The Flytta Green approach: operationalising electrification

At Flytta Green, we have approached this challenge from an operational lens rather than a technology-first perspective.

The focus is not just on deploying electric trucks, but on redesigning logistics systems to support them.

This includes:

• Identifying fixed industrial routes (cement, mining, metals)
• Building charging infrastructure aligned to movement patterns
• Integrating energy planning with logistics execution
• Leveraging AI-driven route optimisation and utilisation models

Industrial corridors such as plant-to-port or mine-to-plant routes offer the ideal starting point. These routes are predictable, repeatable, and high-volume, making them suitable for structured electrification.
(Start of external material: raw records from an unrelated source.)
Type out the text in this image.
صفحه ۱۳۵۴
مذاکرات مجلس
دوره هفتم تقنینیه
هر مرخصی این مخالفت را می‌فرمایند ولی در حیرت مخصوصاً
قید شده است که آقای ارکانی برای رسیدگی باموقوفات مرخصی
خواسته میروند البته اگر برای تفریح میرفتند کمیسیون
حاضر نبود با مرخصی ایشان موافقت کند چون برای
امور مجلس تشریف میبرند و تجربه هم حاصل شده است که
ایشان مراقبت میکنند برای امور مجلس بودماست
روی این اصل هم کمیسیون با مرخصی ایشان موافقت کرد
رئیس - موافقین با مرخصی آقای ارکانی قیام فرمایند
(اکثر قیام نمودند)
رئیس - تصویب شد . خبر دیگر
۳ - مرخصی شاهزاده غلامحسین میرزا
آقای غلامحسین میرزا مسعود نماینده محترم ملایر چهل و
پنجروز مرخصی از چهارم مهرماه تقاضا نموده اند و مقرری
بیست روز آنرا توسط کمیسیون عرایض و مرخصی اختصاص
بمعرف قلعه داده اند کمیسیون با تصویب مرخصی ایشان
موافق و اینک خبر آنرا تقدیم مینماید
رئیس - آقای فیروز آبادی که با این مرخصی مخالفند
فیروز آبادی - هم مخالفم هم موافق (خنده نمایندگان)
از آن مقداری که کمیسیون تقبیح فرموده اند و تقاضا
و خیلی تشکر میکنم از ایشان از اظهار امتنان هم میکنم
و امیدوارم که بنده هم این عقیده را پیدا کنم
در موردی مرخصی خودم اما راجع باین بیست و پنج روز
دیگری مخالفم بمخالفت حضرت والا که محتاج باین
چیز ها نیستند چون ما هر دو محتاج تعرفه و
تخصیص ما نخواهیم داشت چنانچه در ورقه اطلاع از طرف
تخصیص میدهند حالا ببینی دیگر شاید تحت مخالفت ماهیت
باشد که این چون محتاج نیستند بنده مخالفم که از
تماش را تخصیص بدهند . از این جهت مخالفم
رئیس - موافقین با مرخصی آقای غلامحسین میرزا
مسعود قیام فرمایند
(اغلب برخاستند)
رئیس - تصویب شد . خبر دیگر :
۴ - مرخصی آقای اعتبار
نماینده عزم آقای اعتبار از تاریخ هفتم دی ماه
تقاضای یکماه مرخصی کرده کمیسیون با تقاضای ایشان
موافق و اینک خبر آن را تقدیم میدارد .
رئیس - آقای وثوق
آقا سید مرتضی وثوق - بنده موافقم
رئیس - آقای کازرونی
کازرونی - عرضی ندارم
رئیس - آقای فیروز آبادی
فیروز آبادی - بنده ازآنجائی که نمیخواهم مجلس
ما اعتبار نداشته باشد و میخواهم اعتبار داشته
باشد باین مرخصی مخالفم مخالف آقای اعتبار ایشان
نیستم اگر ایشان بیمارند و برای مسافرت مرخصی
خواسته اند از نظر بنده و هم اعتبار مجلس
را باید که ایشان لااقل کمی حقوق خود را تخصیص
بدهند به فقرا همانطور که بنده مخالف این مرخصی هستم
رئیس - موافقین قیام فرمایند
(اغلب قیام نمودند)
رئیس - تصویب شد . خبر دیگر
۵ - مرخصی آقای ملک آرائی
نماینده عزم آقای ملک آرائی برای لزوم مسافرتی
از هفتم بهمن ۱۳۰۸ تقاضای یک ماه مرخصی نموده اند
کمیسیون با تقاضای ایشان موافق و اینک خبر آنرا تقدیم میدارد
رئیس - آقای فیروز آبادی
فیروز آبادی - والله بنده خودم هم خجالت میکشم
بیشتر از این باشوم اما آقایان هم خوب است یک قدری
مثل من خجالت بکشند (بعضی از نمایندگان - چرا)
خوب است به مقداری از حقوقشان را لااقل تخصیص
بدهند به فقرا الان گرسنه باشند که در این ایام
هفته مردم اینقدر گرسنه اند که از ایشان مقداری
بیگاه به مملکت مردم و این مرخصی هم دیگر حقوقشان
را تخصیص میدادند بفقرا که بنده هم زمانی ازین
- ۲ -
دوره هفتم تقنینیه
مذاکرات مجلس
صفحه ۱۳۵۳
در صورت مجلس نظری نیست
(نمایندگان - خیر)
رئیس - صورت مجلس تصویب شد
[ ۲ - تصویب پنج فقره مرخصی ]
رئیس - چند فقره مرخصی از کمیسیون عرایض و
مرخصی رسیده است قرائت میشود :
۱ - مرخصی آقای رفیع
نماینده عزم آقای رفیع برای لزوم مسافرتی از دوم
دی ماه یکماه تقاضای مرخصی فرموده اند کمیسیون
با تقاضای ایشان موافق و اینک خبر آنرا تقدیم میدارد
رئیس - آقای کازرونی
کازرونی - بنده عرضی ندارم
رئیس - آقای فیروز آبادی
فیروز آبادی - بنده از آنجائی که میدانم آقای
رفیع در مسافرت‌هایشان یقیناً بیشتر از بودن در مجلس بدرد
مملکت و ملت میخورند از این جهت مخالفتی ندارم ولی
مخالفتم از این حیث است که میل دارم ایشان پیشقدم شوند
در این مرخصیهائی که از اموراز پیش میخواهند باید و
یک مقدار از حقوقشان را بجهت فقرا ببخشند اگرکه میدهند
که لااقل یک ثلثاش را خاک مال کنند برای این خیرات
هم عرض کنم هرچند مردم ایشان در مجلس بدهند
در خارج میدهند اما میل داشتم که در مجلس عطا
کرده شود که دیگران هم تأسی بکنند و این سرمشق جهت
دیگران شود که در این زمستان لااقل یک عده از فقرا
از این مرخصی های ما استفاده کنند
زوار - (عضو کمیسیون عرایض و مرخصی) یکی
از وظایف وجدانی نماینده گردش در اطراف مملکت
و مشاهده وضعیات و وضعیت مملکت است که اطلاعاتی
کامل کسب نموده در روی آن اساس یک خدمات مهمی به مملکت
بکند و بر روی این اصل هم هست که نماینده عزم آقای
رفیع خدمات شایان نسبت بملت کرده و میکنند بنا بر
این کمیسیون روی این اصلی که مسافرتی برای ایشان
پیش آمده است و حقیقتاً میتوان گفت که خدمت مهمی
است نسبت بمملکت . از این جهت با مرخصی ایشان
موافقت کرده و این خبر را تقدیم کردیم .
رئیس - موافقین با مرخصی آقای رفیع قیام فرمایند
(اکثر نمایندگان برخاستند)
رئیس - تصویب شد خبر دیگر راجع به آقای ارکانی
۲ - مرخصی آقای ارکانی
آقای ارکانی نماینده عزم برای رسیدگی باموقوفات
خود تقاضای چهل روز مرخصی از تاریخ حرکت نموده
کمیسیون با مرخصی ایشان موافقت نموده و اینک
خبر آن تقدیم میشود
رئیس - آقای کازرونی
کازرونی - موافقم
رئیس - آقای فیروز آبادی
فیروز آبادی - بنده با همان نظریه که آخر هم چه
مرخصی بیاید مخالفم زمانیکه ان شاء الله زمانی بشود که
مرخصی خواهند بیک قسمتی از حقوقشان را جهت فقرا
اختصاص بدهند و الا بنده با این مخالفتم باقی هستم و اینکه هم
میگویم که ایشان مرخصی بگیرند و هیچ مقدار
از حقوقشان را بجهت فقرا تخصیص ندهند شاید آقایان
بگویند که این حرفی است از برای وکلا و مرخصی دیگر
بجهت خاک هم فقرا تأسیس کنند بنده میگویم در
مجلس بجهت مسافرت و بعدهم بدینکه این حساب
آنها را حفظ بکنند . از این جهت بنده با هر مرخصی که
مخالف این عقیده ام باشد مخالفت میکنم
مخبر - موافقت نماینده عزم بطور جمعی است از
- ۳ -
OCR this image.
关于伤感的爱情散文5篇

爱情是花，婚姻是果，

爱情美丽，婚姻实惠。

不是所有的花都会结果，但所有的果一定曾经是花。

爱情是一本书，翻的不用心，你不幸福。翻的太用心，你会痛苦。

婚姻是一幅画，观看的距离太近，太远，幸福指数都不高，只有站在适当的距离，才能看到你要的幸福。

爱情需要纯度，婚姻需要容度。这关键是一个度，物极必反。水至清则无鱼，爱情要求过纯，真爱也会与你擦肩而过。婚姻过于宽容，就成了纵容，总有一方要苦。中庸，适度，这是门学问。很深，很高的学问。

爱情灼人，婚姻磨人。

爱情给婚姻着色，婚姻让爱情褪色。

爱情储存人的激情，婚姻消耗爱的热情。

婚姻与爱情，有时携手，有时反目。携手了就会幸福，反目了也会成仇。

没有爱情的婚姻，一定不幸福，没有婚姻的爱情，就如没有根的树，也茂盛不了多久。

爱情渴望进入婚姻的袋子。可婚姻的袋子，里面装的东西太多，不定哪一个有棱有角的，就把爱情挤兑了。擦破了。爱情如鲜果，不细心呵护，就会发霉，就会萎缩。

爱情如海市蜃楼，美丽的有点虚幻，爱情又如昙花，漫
Over the past six months, Flytta Green has operationalised close to 100 electric heavy-duty trucks across such industrial routes, validating that electrification at scale is not theoretical—it is executable when built on the right operating model.

This is where real scale begins.

From diesel volatility to energy certainty

One of the most overlooked aspects of freight electrification is energy economics.

Diesel-based logistics exposes industries to global price volatility, directly impacting supply chain costs. For sectors like cement, steel, and mining, this uncertainty becomes a structural risk. Electric freight shifts this paradigm.

By integrating with domestic power sources—especially renewable energy—logistics can move toward:

• Predictable energy costs
• Long-term price stability
• Reduced dependency on imported fuels

This is not just a sustainability shift. It is a strategic economic advantage.

Technology as an enabler, not the solution

Digital platforms, telematics, and data systems play a critical role in enabling this transition. At Flytta Green, technology is used to:

• Optimise route planning and fleet utilisation
• Monitor energy consumption in real time
• Improve uptime and maintenance cycles
• Provide visibility across the logistics chain

However, technology alone does not solve the problem.

Execution, infrastructure, and integration remain the core drivers of success.

A phased but inevitable transition

Freight electrification will not happen overnight.

It will scale through:

1. Controlled deployments in industrial environments
2. Proven operational reliability
3. Gradual expansion across similar corridors
4. Integration with broader energy and infrastructure ecosystems

Reliability will define adoption—not speed.

As confidence builds, scale will follow.

India’s opportunity: lead, not follow

India has a unique opportunity to lead in this transition. Unlike many developed markets, India’s freight ecosystem is still evolving. This allows us to:

• Build electric-first logistics systems
• Integrate energy and mobility from the outset
• Avoid legacy lock-ins associated with diesel infrastructure

With the right alignment between industry, policy, and capital, India can redefine how heavy-duty logistics operates globally.

Looking ahead

India’s demand for freight will only increase with industrial growth. The real question is not whether we will move more goods but how we will move them. Decarbonising freight is no longer optional. It is essential for:

• Reducing emissions at scale
• Strengthening energy security
• Building resilient supply chains

The shift from diesel to electric in heavy-duty logistics is complex, but it is already underway and the focus now must move from visibility to execution—and from intent to impact.